It’s a performance that has made acclaimed actor Meryl Streep a favourite to win her third Oscar. Yet, her dislike for the policies of Margaret Thatcher almost led her to turn down the starring role in The Iron Lady. The 62-year-old American is firmly on the other side of the political divide and she took a lot of persuading to pick up Thatcher’s role, reports the Mirror.
“I was not thrilled with her policies or her politics because my friends and I were all playing for the other team,” Streep reveals. It was director Phyllida Lloyd — the woman behind Mamma Mia — who eventually convinced her into taking up the role. However, Streep said she saw the film as less about politics and more about “what was the cost of her political decisions on her as a human being”. As a result The Iron Lady — the name given to Thatcher by the Soviets — is a story of ambition; power won and power lost; but also of love, centred on her relationship with her husband Denis, who died in 2003.

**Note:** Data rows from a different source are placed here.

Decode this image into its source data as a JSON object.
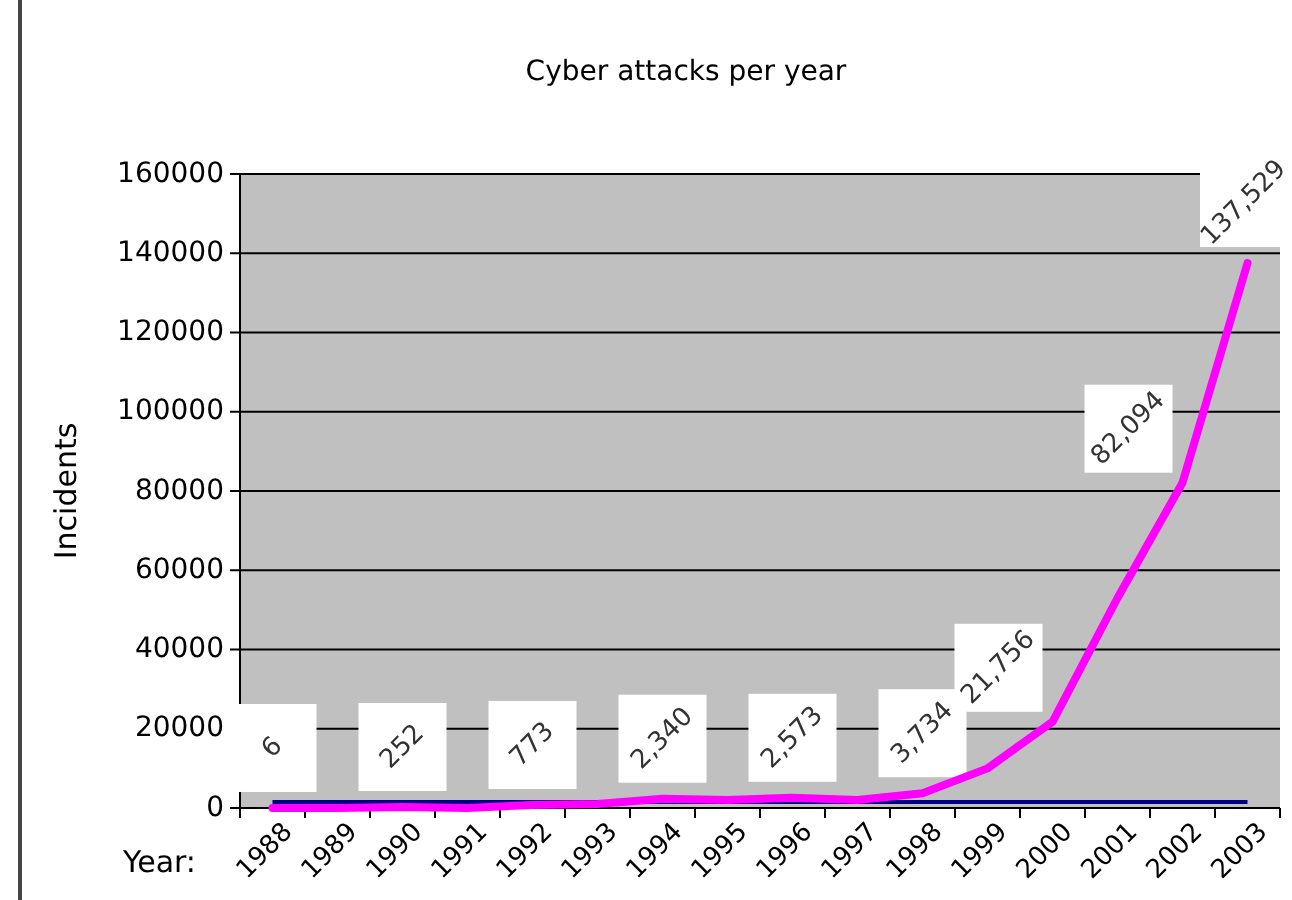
{
  "chart_data": {
    "type": "line",
    "title": "Cyber attacks per year",
    "xlabel": "Year:",
    "ylabel": "Incidents",
    "categories": [
      "1988",
      "1989",
      "1990",
      "1991",
      "1992",
      "1993",
      "1994",
      "1995",
      "1996",
      "1997",
      "1998",
      "1999",
      "2000",
      "2001",
      "2002",
      "2003"
    ],
    "series": [
      {
        "color": "#ff00ff",
        "values": [
          6,
          0,
          252,
          0,
          773,
          1000,
          2340,
          2000,
          2573,
          2000,
          3734,
          10000,
          21756,
          53000,
          82094,
          137529
        ],
        "value_labels": [
          "6",
          null,
          "252",
          null,
          "773",
          null,
          "2,340",
          null,
          "2,573",
          null,
          "3,734",
          null,
          "21,756",
          null,
          "82,094",
          "137,529"
        ]
      }
    ],
    "ref_lines": [
      {
        "axis": "y",
        "value": 1500,
        "color": "#000080"
      }
    ],
    "ylim": [
      0,
      160000
    ],
    "yticks": [
      0,
      20000,
      40000,
      60000,
      80000,
      100000,
      120000,
      140000,
      160000
    ],
    "grid": "y",
    "marker": "none",
    "line_style": "solid"
  }
}
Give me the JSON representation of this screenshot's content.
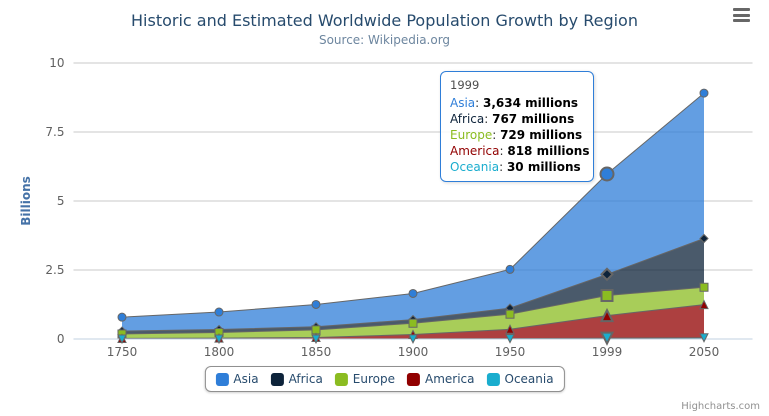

But while the film takes the current day Maggie as a starting point, flashes of memory whisk viewers back to the days when she was the western world’s first female leader and possibly Britain’s most divisive prime minister, Lloyd says the film is not intended to be political.
The film is set in the present day as Thatcher clears out her late husband’s clothes. She chats companionably with his ghost, played by Jim Broadbent, as she tries to come to terms with his loss. As they talk, she falls back into recollections of her past, from her election to parliament in 1959 and holidays with her twins, to her decision to lead the Conservative party and her election as premier in 1979.
The Iron Lady opens in Australia and New Zealand on December 26, before going on worldwide release.
(with additional information from mirror.co.uk)
Published in The Express Tribune, December 19th, 2011.